Analysis of Efficient Transformer Knowledge Distillation: A Performance Review

The paper "Efficient Transformer Knowledge Distillation: A Performance Review" explores the intersection between model compression through knowledge distillation (KD) and the application of efficient attention mechanisms in transformer models. Knowledge distillation has been previously established as an effective technique for reducing model size and inference latency, while efficient transformers are designed to handle longer sequences with lower computational overhead.

Contributions and Results

The authors make several noteworthy contributions:

  1. Performance Evaluation: The paper provides an extensive evaluation of a set of pretrained efficient transformer models and their corresponding compressed student models. The evaluation covers a range of NLP tasks including GLUE, SQuAD, HotpotQA, TriviaQA, CoNLL-2003, and GONERD. Impressively, the distilled models preserved up to 98.6% of their original model performance on short-context tasks and up to 98.8% on long-context NER tasks, with a notable reduction in inference times by up to 57.8%.
  2. Introduction of GONERD: The authors introduce GONERD (Giant Oak NER Dataset), a new benchmark dataset specifically designed for evaluating long-context Named Entity Recognition (NER) models. GONERD provides a robust testing ground for models by comprising longer sequences when compared to traditional NER datasets like CoNLL-2003.
  3. Methodology for Efficient Attention Models: Through the Convert-Then-Distill approach, the paper describes a methodology for compressing efficient transformers. The Longformer-RoBERTa models showed particularly promising results, maintaining up to 95.9% of original performance on the GONERD task with significantly reduced inference costs.
  4. Empirical Investigation on Data Utilization: An empirical paper on the impact of different datasets used during the KD process is also presented. Results indicate that the combination of OSCAR and BookCorpus yielded better performance across various benchmarks.

Implications

The research highlights the practicality and effectiveness of using knowledge distillation combined with efficient attention models to address the high computational demands of traditional transformer models.

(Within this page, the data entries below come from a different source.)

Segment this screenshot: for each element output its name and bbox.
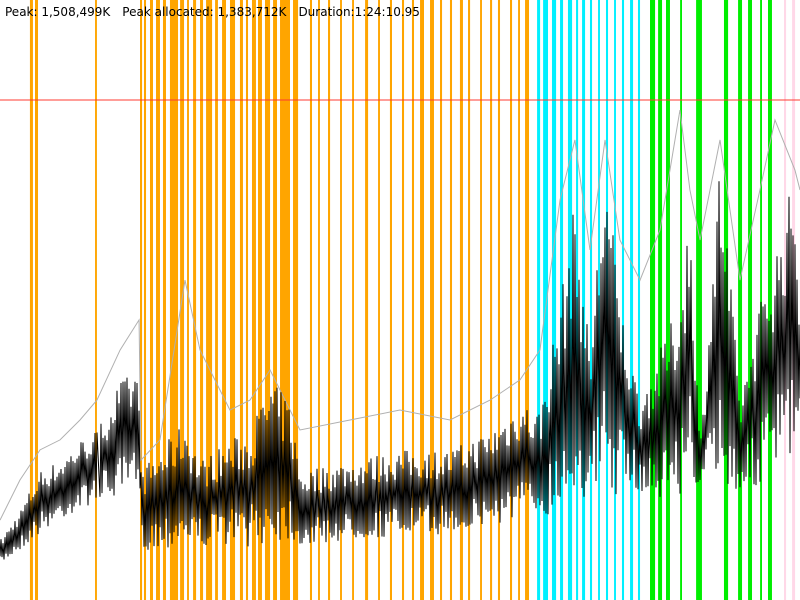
green-event-band: [666, 0, 670, 600]
orange-event-band: [468, 0, 471, 600]
peak-allocated-label: Peak allocated: 1,383,712K: [122, 5, 287, 19]
cyan-event-band: [589, 0, 593, 600]
orange-event-band: [156, 0, 160, 600]
orange-event-band: [251, 0, 256, 600]
orange-event-band: [497, 0, 501, 600]
orange-event-band: [29, 0, 33, 600]
duration-label: Duration:1:24:10.95: [298, 5, 420, 19]
orange-event-band: [140, 0, 143, 600]
orange-event-band: [273, 0, 278, 600]
orange-event-band: [340, 0, 342, 600]
green-event-band: [738, 0, 743, 600]
orange-event-band: [459, 0, 463, 600]
orange-event-band: [245, 0, 249, 600]
orange-event-band: [509, 0, 513, 600]
orange-event-band: [149, 0, 153, 600]
orange-event-band: [411, 0, 415, 600]
green-event-band: [768, 0, 772, 600]
green-event-band: [723, 0, 729, 600]
orange-event-band: [449, 0, 453, 600]
orange-event-band: [169, 0, 179, 600]
orange-event-band: [328, 0, 331, 600]
orange-event-band: [430, 0, 434, 600]
cyan-event-band: [567, 0, 573, 600]
cyan-event-band: [551, 0, 557, 600]
green-event-band: [650, 0, 656, 600]
green-event-band: [760, 0, 762, 600]
orange-event-band: [490, 0, 493, 600]
orange-event-band: [280, 0, 291, 600]
green-event-band: [658, 0, 663, 600]
peak-label: Peak: 1,508,499K: [5, 5, 111, 19]
orange-event-band: [239, 0, 243, 600]
orange-event-band: [401, 0, 405, 600]
cyan-event-band: [630, 0, 634, 600]
orange-event-band: [187, 0, 189, 600]
green-event-band: [680, 0, 683, 600]
allocated-memory-line: [0, 181, 800, 560]
used-memory-line: [0, 109, 800, 521]
cyan-event-band: [637, 0, 641, 600]
orange-event-band: [35, 0, 39, 600]
orange-event-band: [352, 0, 354, 600]
orange-event-band: [480, 0, 482, 600]
orange-event-band: [439, 0, 443, 600]
orange-event-band: [143, 0, 147, 600]
cyan-event-band: [621, 0, 625, 600]
orange-event-band: [420, 0, 424, 600]
orange-event-band: [215, 0, 218, 600]
cyan-event-band: [560, 0, 564, 600]
cyan-event-band: [543, 0, 549, 600]
green-event-band: [696, 0, 702, 600]
orange-event-band: [222, 0, 227, 600]
orange-event-band: [229, 0, 236, 600]
chart-header: Peak: 1,508,499K Peak allocated: 1,383,71…: [5, 5, 432, 19]
cyan-event-band: [537, 0, 541, 600]
orange-event-band: [200, 0, 204, 600]
orange-event-band: [264, 0, 271, 600]
orange-event-band: [389, 0, 393, 600]
cyan-event-band: [582, 0, 586, 600]
orange-event-band: [206, 0, 213, 600]
orange-event-band: [518, 0, 520, 600]
orange-event-band: [365, 0, 369, 600]
orange-event-band: [162, 0, 166, 600]
orange-event-band: [525, 0, 530, 600]
orange-event-band: [258, 0, 262, 600]
orange-event-band: [318, 0, 320, 600]
orange-event-band: [378, 0, 380, 600]
orange-event-band: [309, 0, 313, 600]
orange-event-band: [95, 0, 97, 600]
orange-event-band: [193, 0, 197, 600]
green-event-band: [748, 0, 753, 600]
orange-event-band: [293, 0, 299, 600]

By focusing on transforming pretrained models into efficient students, the paper provides substantial evidence that the KD process can lead to considerable cost savings in inference while still supporting the performance requirements needed for both short- and long-context NLP tasks.

Prospective Directions

The insights from applying KD to efficient transformers open up several directions for future research:

  • Exploration of Distill-Then-Convert Paradigm: The paper focuses on the Convert-Then-Distill methodology, proposing potential benefits but not exploring the reverse process. Understanding whether converting distillation into efficient models could provide better student outcomes warrants further analysis.
  • Customized Distillation Processes: While the distillation approach stems from established methods like those used in DistilBERT, future work could develop techniques specialized for various efficient attention mechanisms, potentially closing any performance gaps observed.
  • Broader Application Across Domains: Given the development of GONERD from web data, extending efficient attention transformers' applications to more diverse domains with domain-specific datasets could expand their utility in practice.

Conclusion

The paper provides a thorough assessment of integrating knowledge distillation with efficient attention mechanisms, marking a noteworthy step towards more computationally efficient NLP models capable of handling extended input sequences. The introduction of GONERD along with meticulous empirical evaluations extends an essential framework for future endeavors in improving the accessibility and practicality of state-of-the-art NLP technologies.